2. Exercise Before Traveling
Exercise not only physically exhausts puppies, but it can also mentally exhaust them (depending on the type of exercise). Tired puppies are much more likely to remain calm and sleep throughout the trip. This can make the whole travel experience much smoother for both you and your pup.
3. Make Frequent Stops
How frequently a puppy needs to go to the bathroom depends on how old he is and how much water he’s consumed. In general, puppies can hold their bladder for a length of time equal to their age in months plus one. So, a 2-month-old puppy can hold his bladder for about three hours.
It’s recommended to stop for potty breaks every two or three hours when traveling with a puppy. This allows him to go to the bathroom, stretch his legs, and have a water break.
4. Manage Car Sickness
Some of the most common signs of car sickness and anxiety are excessive drooling, whining, crying, and vomiting. If this starts soon after getting into the car, it’s likely anxiety-related. But if symptoms begin a little while into the car ride, your pup is likely car sick.
Car sickness is common in puppies, and fortunately they often outgrow it. In the meantime, there are several things we can do to help treat and prevent motion sickness.
Keep the car cool and comfortable.
Open the windows. Fresh air can help alleviate nausea for your pup, just as it does for people.
Avoid feeding your puppy within two or three hours of travel; traveling on a full stomach can make him more nauseous.
Take him for a walk prior to traveling so he feels less anxious about potentially having an accident.
Give him medication. Several medicines can help with nausea in the car. Talk to your veterinarian about trying the medications below, and never give your puppy medicine without a vet’s guidance.
5. Regulate the Temperature
Dogs are much more prone to overheating in cars than people, and puppies are especially sensitive to temperature changes. This is because their bodies aren’t as good at regulating their temperature yet.
Given how quickly cars can heat up when they’re just sitting in the sun, dogs (especially puppies) should never be left in a car alone. Similarly, in winter, puppies are also at risk of freezing if left waiting alone in a car.
Cars don’t only get hot or cold when you’re parked. The temperatures can also rise or drop drastically while driving. To help keep your pup comfortable during the summer, open the windows a little to allow more airflow. If you keep your air conditioning on, be sure it flows to him; the back of the car is often much warmer than the front seat.
You can also consider window shades to help prevent direct sunlight from shining on your puppy.
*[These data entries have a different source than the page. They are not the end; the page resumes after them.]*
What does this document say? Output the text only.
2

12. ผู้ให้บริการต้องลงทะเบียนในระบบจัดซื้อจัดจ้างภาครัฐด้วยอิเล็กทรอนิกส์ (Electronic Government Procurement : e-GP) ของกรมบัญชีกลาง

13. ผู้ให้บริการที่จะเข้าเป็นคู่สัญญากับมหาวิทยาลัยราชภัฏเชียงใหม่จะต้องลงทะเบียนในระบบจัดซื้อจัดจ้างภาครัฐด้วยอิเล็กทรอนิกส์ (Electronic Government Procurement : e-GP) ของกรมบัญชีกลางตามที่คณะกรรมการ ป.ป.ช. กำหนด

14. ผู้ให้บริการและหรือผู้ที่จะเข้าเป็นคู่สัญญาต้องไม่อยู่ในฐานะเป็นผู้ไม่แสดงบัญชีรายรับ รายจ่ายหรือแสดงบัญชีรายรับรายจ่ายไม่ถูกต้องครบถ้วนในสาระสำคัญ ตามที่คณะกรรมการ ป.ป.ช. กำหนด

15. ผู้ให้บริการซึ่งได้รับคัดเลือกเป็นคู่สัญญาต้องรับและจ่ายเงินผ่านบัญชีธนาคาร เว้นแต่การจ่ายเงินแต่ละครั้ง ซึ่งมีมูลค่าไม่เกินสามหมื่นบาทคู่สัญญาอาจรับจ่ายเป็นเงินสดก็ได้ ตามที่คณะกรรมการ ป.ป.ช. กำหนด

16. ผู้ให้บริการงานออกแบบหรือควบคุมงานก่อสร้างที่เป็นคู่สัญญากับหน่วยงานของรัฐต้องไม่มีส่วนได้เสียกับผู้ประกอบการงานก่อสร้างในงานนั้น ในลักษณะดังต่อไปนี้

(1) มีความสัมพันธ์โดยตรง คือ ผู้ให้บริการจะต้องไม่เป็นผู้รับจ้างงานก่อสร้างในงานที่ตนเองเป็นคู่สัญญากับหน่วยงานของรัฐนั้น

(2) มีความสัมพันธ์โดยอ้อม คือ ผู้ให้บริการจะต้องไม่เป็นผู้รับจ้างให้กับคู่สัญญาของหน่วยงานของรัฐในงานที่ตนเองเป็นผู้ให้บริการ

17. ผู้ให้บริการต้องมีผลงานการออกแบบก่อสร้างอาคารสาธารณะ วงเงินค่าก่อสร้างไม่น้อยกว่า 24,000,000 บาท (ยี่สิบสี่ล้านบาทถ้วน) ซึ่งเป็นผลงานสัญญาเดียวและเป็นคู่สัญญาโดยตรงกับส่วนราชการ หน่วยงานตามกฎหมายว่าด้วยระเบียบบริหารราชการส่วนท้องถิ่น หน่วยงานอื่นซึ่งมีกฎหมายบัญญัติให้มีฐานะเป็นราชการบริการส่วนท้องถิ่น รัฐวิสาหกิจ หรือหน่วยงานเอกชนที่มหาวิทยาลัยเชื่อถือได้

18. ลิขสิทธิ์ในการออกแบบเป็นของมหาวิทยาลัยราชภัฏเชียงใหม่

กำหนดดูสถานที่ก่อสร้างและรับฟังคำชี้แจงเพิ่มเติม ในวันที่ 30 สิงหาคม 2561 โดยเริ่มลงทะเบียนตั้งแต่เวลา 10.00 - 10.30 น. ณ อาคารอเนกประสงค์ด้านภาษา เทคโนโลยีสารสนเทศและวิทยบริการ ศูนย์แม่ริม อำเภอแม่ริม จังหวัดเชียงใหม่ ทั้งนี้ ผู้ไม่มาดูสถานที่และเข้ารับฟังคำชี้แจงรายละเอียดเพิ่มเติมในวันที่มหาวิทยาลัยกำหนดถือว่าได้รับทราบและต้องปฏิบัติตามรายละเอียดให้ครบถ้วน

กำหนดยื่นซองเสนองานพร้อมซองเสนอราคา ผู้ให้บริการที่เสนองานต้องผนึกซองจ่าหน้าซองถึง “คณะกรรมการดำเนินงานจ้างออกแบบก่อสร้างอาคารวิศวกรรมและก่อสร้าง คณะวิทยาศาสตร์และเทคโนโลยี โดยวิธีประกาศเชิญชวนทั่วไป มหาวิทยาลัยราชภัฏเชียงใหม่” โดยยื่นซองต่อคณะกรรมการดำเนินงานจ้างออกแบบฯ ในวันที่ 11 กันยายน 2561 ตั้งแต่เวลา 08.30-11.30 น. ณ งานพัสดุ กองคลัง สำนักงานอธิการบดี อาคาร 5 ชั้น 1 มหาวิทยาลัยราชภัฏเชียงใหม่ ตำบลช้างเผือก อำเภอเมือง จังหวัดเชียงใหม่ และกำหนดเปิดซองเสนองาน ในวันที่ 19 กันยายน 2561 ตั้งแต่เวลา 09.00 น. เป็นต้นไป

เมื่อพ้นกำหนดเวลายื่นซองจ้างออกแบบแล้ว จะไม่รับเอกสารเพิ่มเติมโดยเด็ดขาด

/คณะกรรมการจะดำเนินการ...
These are especially important if you crate your puppy in a plastic or metal crate, as these can heat up rapidly when exposed to direct sunlight.
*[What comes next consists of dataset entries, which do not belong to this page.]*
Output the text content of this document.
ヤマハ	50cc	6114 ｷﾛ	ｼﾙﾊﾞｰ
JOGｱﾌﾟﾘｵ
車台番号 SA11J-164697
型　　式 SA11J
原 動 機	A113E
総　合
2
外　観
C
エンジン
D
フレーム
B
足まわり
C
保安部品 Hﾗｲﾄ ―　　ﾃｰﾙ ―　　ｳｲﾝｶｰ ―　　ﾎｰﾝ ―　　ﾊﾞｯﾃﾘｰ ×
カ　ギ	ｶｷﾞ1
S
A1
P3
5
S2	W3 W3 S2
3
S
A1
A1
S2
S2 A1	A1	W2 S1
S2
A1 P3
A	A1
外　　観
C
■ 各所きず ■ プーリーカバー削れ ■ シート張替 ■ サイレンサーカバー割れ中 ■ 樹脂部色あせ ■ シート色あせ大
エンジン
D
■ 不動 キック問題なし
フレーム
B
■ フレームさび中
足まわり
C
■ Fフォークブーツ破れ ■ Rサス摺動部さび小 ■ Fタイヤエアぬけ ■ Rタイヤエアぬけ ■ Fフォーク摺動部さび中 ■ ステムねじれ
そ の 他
Dogs are much more prone to overheating in cars than people, and puppies are especially sensitive to temperature changes.
In winter, keep your heat on and consider providing your puppy with a blanket to help keep him warm during travel. Check on him frequently, and remember that just because you feel comfortable does not mean he does.
After You Arrive
When arriving at a new destination, acclimate your puppy to the area. Take a walk around, showing him the yard and the home or hotel room where you’re staying.
Show your puppy the new location of his water and food bowls. Lay his toys out for him so he knows he has something to play with. A familiar crate to sleep in can also help him feel much more comfortable while traveling.
Check the new place for any dangers to your puppy, too. If there’s a fenced area, walk him around the perimeter of the yard on a leash, and make sure there are no breaks or holes in the fence where he could escape. It’s best to keep him on a leash until he gets used to his new environment.
While this may seem like a lot, a safe and smooth trip often means an incredibly fun trip! Traveling is an amazing experience for animals and provides them lots of positive stimulation, further strengthening your bond with them.